Alam and Masood, the two overnight batsmen, consolidated the advantage their team had enjoyed at stumps the previous day, working the ball around comfortably for singles and finding the occasional boundary. In the morning session, Alam collected fours through fine leg, and then drove Shoaib Malik to the deep-cover fence. Masood was less fluent, but the steady flow of ones and twos thwarted PIA's hopes of putting HBL's batsmen under pressure. Their only hope was to pick up wickets, and urgently given HBL were progressing smoothly. They got a lucky break when Masood, aiming for a single to mid-off, was caught short of his crease by a direct hit that made it 146 for 4. The elation, though, was short lived.

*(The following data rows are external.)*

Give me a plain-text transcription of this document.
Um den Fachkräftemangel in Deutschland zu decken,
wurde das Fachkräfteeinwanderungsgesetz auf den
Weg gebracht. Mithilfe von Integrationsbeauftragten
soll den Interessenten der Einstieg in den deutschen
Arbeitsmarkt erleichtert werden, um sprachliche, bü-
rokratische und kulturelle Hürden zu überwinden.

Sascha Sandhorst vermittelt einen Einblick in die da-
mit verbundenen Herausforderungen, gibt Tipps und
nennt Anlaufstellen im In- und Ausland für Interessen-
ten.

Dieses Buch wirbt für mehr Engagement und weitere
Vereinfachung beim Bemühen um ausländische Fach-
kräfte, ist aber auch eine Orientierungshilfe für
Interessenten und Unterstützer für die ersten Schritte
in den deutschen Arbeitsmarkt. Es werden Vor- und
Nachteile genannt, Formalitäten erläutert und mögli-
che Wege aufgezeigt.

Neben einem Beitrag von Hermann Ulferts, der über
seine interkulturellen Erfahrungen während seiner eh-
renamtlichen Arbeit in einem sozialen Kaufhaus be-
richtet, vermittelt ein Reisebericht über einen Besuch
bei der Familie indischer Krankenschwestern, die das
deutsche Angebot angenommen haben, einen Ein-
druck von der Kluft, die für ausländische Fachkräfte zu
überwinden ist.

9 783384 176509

Raza, meanwhile, stepped up by targeting the seamer Aizaz Cheema, striking him for two fours and then tore into him with victory in sight, reaching his half-century with three boundaries in four balls. Though Alam had been dismissed by then, Raza's attack hastened PIA's downfall. Kamran Hussain finished the game off in the 79th over, driving Kamran Sajid to score the winning runs.
The day-night game was an unprecedented event in Pakistan first-class cricket and was not without controversy. The match was hotly-contested with lots of chatter between the players and even accusations of ball-tampering; the trigger for the uneasy atmosphere on the field, though, appeared to have been poor umpiring for a major part of the game.